I thought I could escape Berlin for England without a visit from Hess, but I was wrong.   The morning of my trip had started nicely with a most welcomed visit by Ada. She stopped by to wish me well and to give me a few letters.  She has relatives in London and wanted me to pass the letters to them. She is convinced international letters are read by our government. My typical reply is that gentlemen do not read others’ letters, but I assured her that I would deliver the letters posthaste.  She then gave me a kiss and was off to visit her parents for the long weekend.

Lehrtner Banhof

I had just called a taxi for the train station when Hess rang in at my side door. He barely said hello before  shoving a large package into my hands.  He seemed flushed and agitated. “Please deliver this to the Earl, ” he said. “He’ll know what to do with it. And, by the way, hide it well in your things, I don’t want anyone seeing you carrying it.” I thought this was an odd statement and Hess must have noticed my quizzical look.  He told me the Weimar government should not know of it.
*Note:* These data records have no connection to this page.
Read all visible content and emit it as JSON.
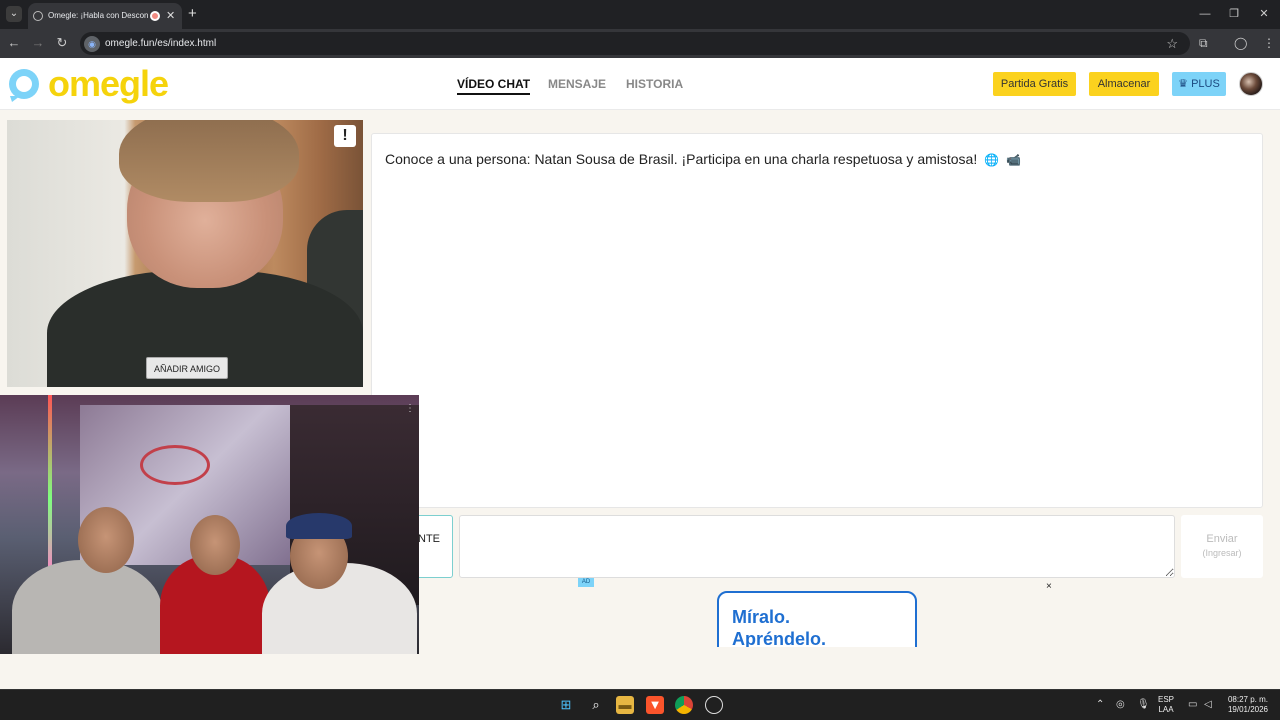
{
  "browser": {
    "tab_title": "Omegle: ¡Habla con Descon",
    "tab_close": "✕",
    "new_tab": "+",
    "url": "omegle.fun/es/index.html",
    "window_controls": [
      "—",
      "❐",
      "✕"
    ],
    "icons": [
      "back-icon",
      "forward-icon",
      "reload-icon",
      "star-icon",
      "extensions-icon",
      "profile-icon",
      "menu-icon"
    ]
  },
  "header": {
    "logo_text": "omegle",
    "nav": [
      {
        "label": "VÍDEO CHAT",
        "active": true
      },
      {
        "label": "MENSAJE",
        "active": false
      },
      {
        "label": "HISTORIA",
        "active": false
      }
    ],
    "partida_label": "Partida Gratis",
    "almacenar_label": "Almacenar",
    "plus_label": "PLUS",
    "plus_icon": "♛"
  },
  "video": {
    "report_label": "!",
    "add_friend_label": "AÑADIR AMIGO"
  },
  "chat": {
    "message": "Conoce a una persona: Natan Sousa de Brasil. ¡Participa en una charla respetuosa y amistosa!",
    "emoji_1": "🌐",
    "emoji_2": "📹",
    "next_label": "NTE",
    "input_placeholder": "",
    "send_label": "Enviar",
    "send_hint": "(Ingresar)"
  },
  "ad": {
    "badge": "AD",
    "close": "×",
    "line1": "Míralo.",
    "line2": "Apréndelo."
  },
  "taskbar": {
    "lang_top": "ESP",
    "lang_bottom": "LAA",
    "time": "08:27 p. m.",
    "date": "19/01/2026"
  },
  "colors": {
    "logo_yellow": "#f5d30c",
    "logo_blue": "#7dd3f8",
    "button_yellow": "#fbd21e",
    "plus_blue": "#7dd3f8",
    "ad_blue": "#1f6fd1"
  }
}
Well, I was turning into quite the courier! Hess fled the studio muttering something about running late for a meeting with Hitler. He hurried down to his chauffeured Mercedes and sped off. I must say I was taken aback, but glad that he had not stayed for an extended visit.   It was time for me to be off. I did not want to be late for my train, known as the “The Flying Hamburger,” which would deposit me in Hamburg in about two hours.

The taxi arrived and I was finally on my way to the central train station. Next stops Hamburg, Southampton, London and Bracknell.